Sous un soleil de plomb, on assiste au set de Brutus sur la Warzone. Si son dernier concert parisien au Point FMR n’avait pas convaincu tout le monde (le groupe lui-même n’en était pas très satisfait), faute à des problèmes de sonorisation, cette fois le trio belge séduit bien des novices et répond aux attentes des connaisseurs grâce à un son impeccable digne des morceaux riches tirés de ses deux excellents albums (Burst et Nest), toujours aussi difficilement descriptibles, à mi-chemin entre emo, hardcore et post-rock. Stéphanie Mannaerts frappe ses fûts et chante à gorge déployée, comme si sa vie en dépendait, notamment sur le mid-tempo et fabuleux « Sugar Dragon » durant lequel les tricotages post-rock succèdent à des passages a capella (« Sugar dragon / How I feel your flames / When you say my name / I’m lost »), concluant à merveille le concert tout en collant le frisson à un public venu nombreux, confirmant la hausse de popularité constante du trio. (Em.D)

Le hardcore metal est le grand absent de l’édition 2019 du Hellfest après une affiche 2018 démentiellement fournie en la matière. Il n’y a guère qu’Employed To Serve le dimanche pour représenter la nouvelle vague hardcore teinté neo-metal et beatdown incarnée depuis quelques années par Code Orange ou Knocked Loose ou plus récemment par Extortionnist ou Bloodline. Et sur la Warzone en début d’après-midi, les Anglais font le taf. Tous vêtus d’un coupe-vent noir orné du logo du groupe (alors qu’il fait au moins 35° au soleil), les cinq musiciens ont dû perdre trois litres d’eau pendant les quarante minutes de leur set. Riffs lourds et accordage bas, groove impeccable et hurlements bien véners de la front-woman Justine Jones, le public, abondant, a enfin droit à sa dose de mosh-parts du week-end et en profite à fond.

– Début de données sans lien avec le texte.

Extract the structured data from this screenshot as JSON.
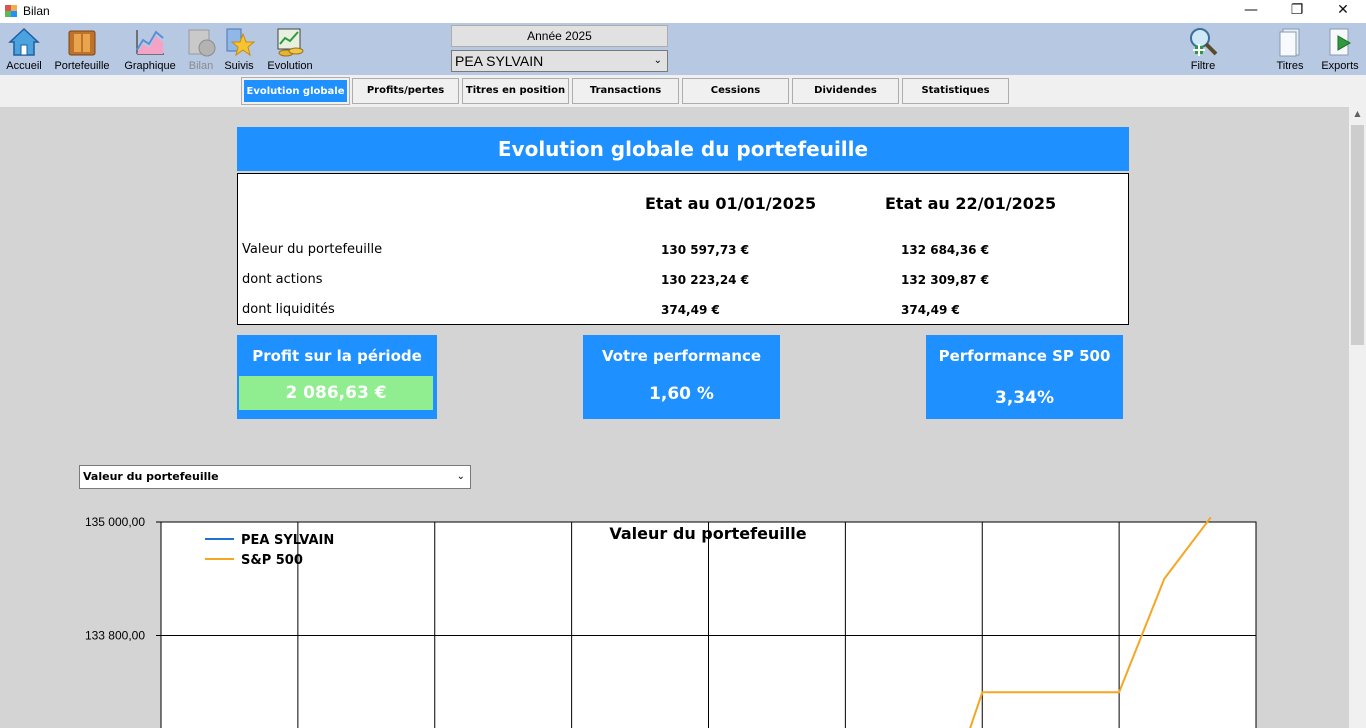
{
  "window": {
    "title": "Bilan",
    "minimize": "—",
    "restore": "❐",
    "close": "✕"
  },
  "toolbar": {
    "left_buttons": [
      {
        "label": "Accueil",
        "icon": "home-icon"
      },
      {
        "label": "Portefeuille",
        "icon": "portfolio-icon"
      },
      {
        "label": "Graphique",
        "icon": "chart-icon"
      },
      {
        "label": "Bilan",
        "icon": "balance-icon",
        "disabled": true
      },
      {
        "label": "Suivis",
        "icon": "star-icon"
      },
      {
        "label": "Evolution",
        "icon": "evolution-icon"
      }
    ],
    "right_buttons": [
      {
        "label": "Filtre",
        "icon": "filter-icon"
      },
      {
        "label": "Titres",
        "icon": "document-icon"
      },
      {
        "label": "Exports",
        "icon": "export-icon"
      }
    ],
    "year_label": "Année 2025",
    "portfolio_selected": "PEA SYLVAIN"
  },
  "tabs": [
    {
      "label": "Evolution globale",
      "active": true
    },
    {
      "label": "Profits/pertes"
    },
    {
      "label": "Titres en position"
    },
    {
      "label": "Transactions"
    },
    {
      "label": "Cessions"
    },
    {
      "label": "Dividendes"
    },
    {
      "label": "Statistiques"
    }
  ],
  "summary": {
    "title": "Evolution globale du portefeuille",
    "col1_header": "Etat au 01/01/2025",
    "col2_header": "Etat au 22/01/2025",
    "rows": [
      {
        "label": "Valeur du portefeuille",
        "v1": "130 597,73 €",
        "v2": "132 684,36 €"
      },
      {
        "label": "dont actions",
        "v1": "130 223,24 €",
        "v2": "132 309,87 €"
      },
      {
        "label": "dont liquidités",
        "v1": "374,49 €",
        "v2": "374,49 €"
      }
    ]
  },
  "kpis": {
    "profit": {
      "title": "Profit sur la période",
      "value": "2 086,63 €"
    },
    "performance": {
      "title": "Votre performance",
      "value": "1,60 %"
    },
    "sp500": {
      "title": "Performance SP 500",
      "value": "3,34%"
    }
  },
  "chart_selector": {
    "selected": "Valeur du portefeuille"
  },
  "colors": {
    "accent": "#1e90ff",
    "profit_green": "#90ee90",
    "toolbar": "#b7c9e2",
    "series_sp500": "#f5a623",
    "series_pea": "#1e73d2"
  },
  "chart_data": {
    "type": "line",
    "title": "Valeur du portefeuille",
    "ytick_labels": [
      "135 000,00",
      "133 800,00"
    ],
    "y_ticks": [
      135000,
      133800
    ],
    "ylim_visible": [
      131600,
      135000
    ],
    "x_slots": 8,
    "series": [
      {
        "name": "PEA SYLVAIN",
        "color": "#1e73d2",
        "x": [],
        "y": []
      },
      {
        "name": "S&P 500",
        "color": "#f5a623",
        "x": [
          5.86,
          6.0,
          7.0,
          7.33,
          7.67
        ],
        "y": [
          132600,
          133200,
          133200,
          134400,
          135050
        ]
      }
    ],
    "legend": "top-left"
  }
}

On ne les attendait pas forcément à ce niveau mais force est de constater que les Jesus Piece et autres Harm’s Way ont peut-être trouvé leur équivalent de ce côté de l’Atlantique. (B.R.)

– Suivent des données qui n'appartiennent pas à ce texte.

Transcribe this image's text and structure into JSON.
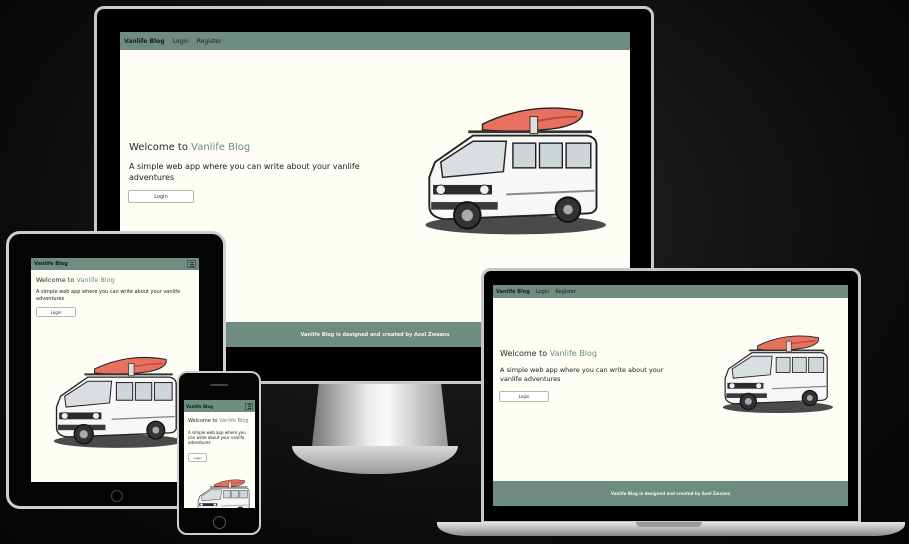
{
  "brand": "Vanlife Blog",
  "nav": {
    "login": "Login",
    "register": "Register"
  },
  "hero": {
    "welcome_prefix": "Welcome to ",
    "welcome_highlight": "Vanlife Blog",
    "tagline": "A simple web app where you can write about your vanlife adventures",
    "login_button": "Login"
  },
  "footer": {
    "text": "Vanlife Blog is designed and created by Axel Zwaans"
  },
  "colors": {
    "navbar": "#6e8c80",
    "page_bg": "#fdfdf5",
    "van_roof_kayak": "#e8705e"
  },
  "icons": [
    "hamburger-menu-icon",
    "camper-van-illustration"
  ]
}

(On a trouvé le véritable patron des lieux)

Le dimanche, les trios semblent à l’honneur sur la Valley avec Acid King, les Young Gods ou encore Yob… Ces derniers, menés par le talentueux Mike Scheidt, emportent le public dans leur délire doom cosmique avec des titres comme « Breathing from the Shallows » ou « Adrift in the Ocean ». Leur arme fatale ? Des riffs qui serpentent et spiralent comme dans un nid de couleuvres, plongés jusqu’au cou dans un psychédélisme noir riche en delay et bercés par une section rythmique qui installe une transe orageuse, avec – entre les deux – un chant de sorcière pour créer du lien entre ciel et terre. On en ressort avec une ferme envie de revisiter tous leurs disques, sans oublier l’époque Middian… (El.D.)

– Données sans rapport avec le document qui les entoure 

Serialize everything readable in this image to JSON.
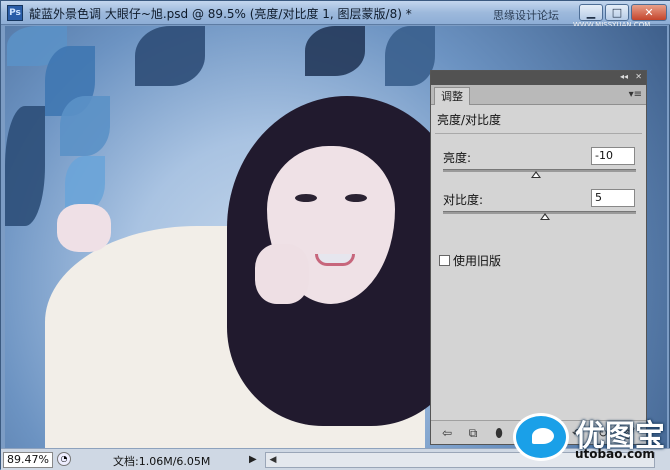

Quelques minutes avant le début du set des Floridiens de Morning Again, ça sonne creux à la Warzone. On se souvient du bide intersidéral d’Integrity il y a deux ans, au même endroit, le même jour et sous le même cagnard, et on espère qu’un autre groupe hardcore metal culte ne va pas subir le même désintérêt d’un public désormais plus motivé à l’idée d’aller voir les Wampas (putain…) qu’une formation rare n’ayant pas joué en France depuis vingt ans. Heureusement, le devant de scène finit par progressivement se remplir et Morning Again va sortir le bleu de chauffe (ce n’est pas peu dire) pour convaincre tous les festivaliers présents, de plus en plus nombreux. Jouant tous ses titres majeurs (« Stones », « Martyr »… mais aussi un extrait de son récent EP) et se mettant tout le monde dans la poche avec une reprise de Sepultura (« Refuse/Resist ») avant que le chanteur Kevin Byers aille prendre un bain de foule sur « God Framed Me », Morning Again signe une excellente prestation. Sur Instagram, le groupe déclarera le soir-même que c’était le meilleur concert de son histoire. Pour nous (enfin, pour moi au moins), ce sera l’un des meilleurs du fest et vu la concurrence cette année, c’est déjà énorme. (B.R.)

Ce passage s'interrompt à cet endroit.